Y quienes rodean a Kely la describen precisamente como una persona amable. Kely es, en muchos sentidos, una típica estudiante de décimo grado: amigable, llena de alegría y de palabras de ánimo para sus seres queridos. Le encanta cantar Doja Cat, pasar tiempo con sus amigos, comer tacos al pastor y ver películas como El diario de la princesa y Clueless. Adora a sus dos perros y su clase favorita en la escuela es ciencias. Pero, a diferencia de la mayoría de los adolescentes, Kely ha atravesado durante gran parte de su vida tratamientos ortopédicos complejos.
Nació con deficiencia focal femoral proximal (PFFD), una afección congénita que afecta al desarrollo del fémur y la cadera. “Tenía el fémur más pequeño, solo tenía la tibia, y el pie apuntando hacia abajo, como el pie de una Barbie”, dijo Kely.

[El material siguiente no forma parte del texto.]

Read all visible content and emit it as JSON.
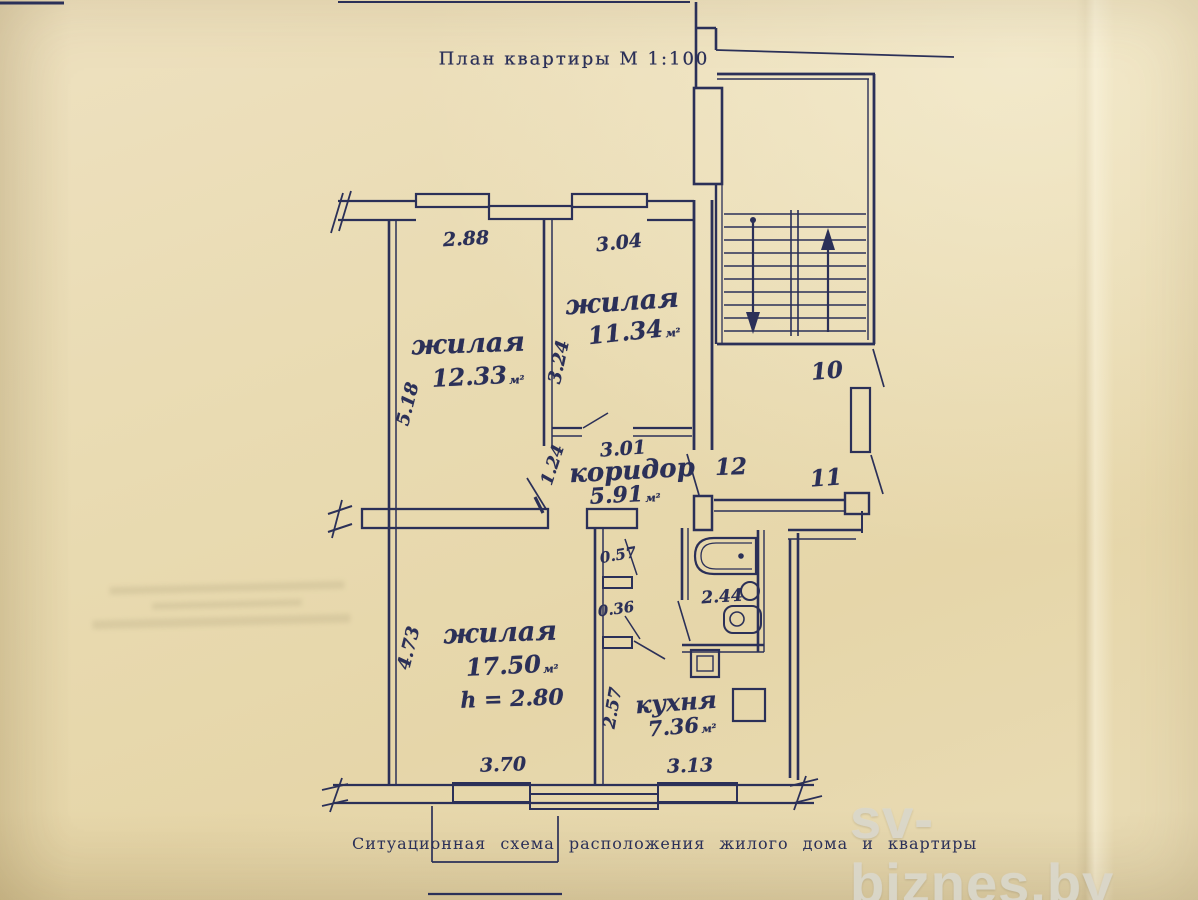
{
  "colors": {
    "ink": "#2b3058",
    "paper": "#e9dcb2",
    "watermark": "#dad7ca",
    "stamp": "#9c8f6a"
  },
  "title": {
    "text": "План квартиры М 1:100"
  },
  "caption": {
    "text": "Ситуационная схема расположения жилого дома и квартиры"
  },
  "watermark": {
    "text": "sv-biznes.by"
  },
  "rooms": {
    "living1": {
      "name": "жилая",
      "area": "12.33",
      "unit": "м²"
    },
    "living2": {
      "name": "жилая",
      "area": "11.34",
      "unit": "м²"
    },
    "living3": {
      "name": "жилая",
      "area": "17.50",
      "unit": "м²",
      "height_note": "h = 2.80"
    },
    "corridor": {
      "name": "коридор",
      "area": "5.91",
      "unit": "м²"
    },
    "kitchen": {
      "name": "кухня",
      "area": "7.36",
      "unit": "м²"
    }
  },
  "dimensions": {
    "room1_width": "2.88",
    "room2_width": "3.04",
    "room1_depth": "5.18",
    "room2_depth": "3.24",
    "room1_door": "1.24",
    "corridor_width": "3.01",
    "room3_depth": "4.73",
    "closet_upper": "0.57",
    "closet_lower": "0.36",
    "kitchen_depth": "2.57",
    "bathroom_width": "2.44",
    "room3_width": "3.70",
    "kitchen_width": "3.13"
  },
  "hall_numbers": {
    "landing": "10",
    "hall_left": "12",
    "hall_right": "11"
  }
}
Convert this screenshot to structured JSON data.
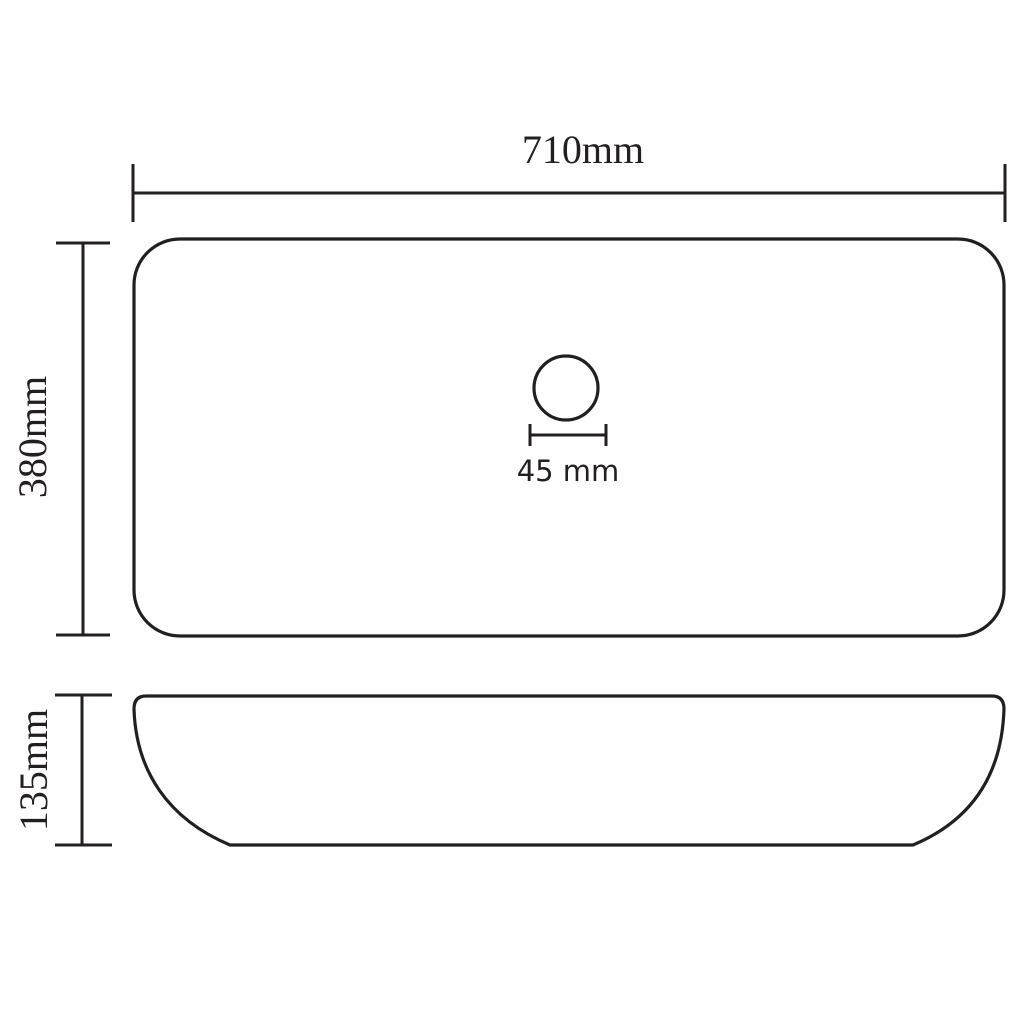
{
  "drawing": {
    "background": "#ffffff",
    "line_color": "#231f20",
    "subject": "rectangular-basin-dimension-drawing",
    "dimensions": {
      "width_label": "710mm",
      "depth_label": "380mm",
      "height_label": "135mm",
      "drain_label": "45 mm"
    }
  }
}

De niña, las caídas eran frecuentes. Pero nunca le impidieron probar cosas nuevas, como montar en bicicleta o patinar sobre ruedas.

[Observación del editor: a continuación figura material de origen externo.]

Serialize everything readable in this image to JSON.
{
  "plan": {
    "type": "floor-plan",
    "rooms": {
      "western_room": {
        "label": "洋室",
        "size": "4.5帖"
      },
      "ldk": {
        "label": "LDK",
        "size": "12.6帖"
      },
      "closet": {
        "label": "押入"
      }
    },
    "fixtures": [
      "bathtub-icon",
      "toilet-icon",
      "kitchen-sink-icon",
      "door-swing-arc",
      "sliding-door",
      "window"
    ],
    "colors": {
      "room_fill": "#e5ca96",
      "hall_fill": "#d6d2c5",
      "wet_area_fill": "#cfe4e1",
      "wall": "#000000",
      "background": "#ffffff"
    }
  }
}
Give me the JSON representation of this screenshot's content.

“Sinceramente, siempre hice lo que quise, aunque me caía todo el tiempo”, dijo.
Cuando tenía 7 años, Kely comenzó un tratamiento ortopédico especializado en el Hospital Shriners para Niños de Texas. Le colocaron una prótesis de extensión que es común en pacientes con PFFD y comenzó fisioterapia. Su atención incluyó también consultas con el equipo de salud conductual, incluida la psicóloga Laura Rosenberg, Ph.D., quien la ayudó a hacer frente a los desafíos emocionales de su situación, especialmente las conversaciones relacionadas a la amputación.
“Siempre supe que era diferente, y no me importaba”, dijo Kely. “Pero luego, cuando tenía unos 10 o 12 años, me empezó a preocupar”.
Al entrar en la adolescencia, Kely se dio cuenta de que deseaba una prótesis que le ofreciera mayor flexibilidad y movilidad. Deseaba poder sentarse cómodamente en un coche o en un autobús sin tener que quitarse la prótesis. Anhelaba una extremidad que sintiera como una verdadera parte de su cuerpo. Gracias a la atención que recibió en Hospital Shriners para Niños de Texas, tuvo la oportunidad de conocer a otro paciente que también nació con PFFD. Al ver lo que era posible, Kely empezó a imaginar un nuevo futuro para sí misma. Tras una profunda reflexión, tomó la valiente decisión de proceder con la amputación del pie izquierdo en mayo de 2025.
“Fue un proceso”, dijo Kely. “Necesitaba tiempo para entenderme y aceptarme a mí misma. No habría tomado esta decisión de más pequeña. Pero sabía que con el Dr. Sanderson estaba en las mejores manos. Es un médico brillante y lo admiro muchísimo”.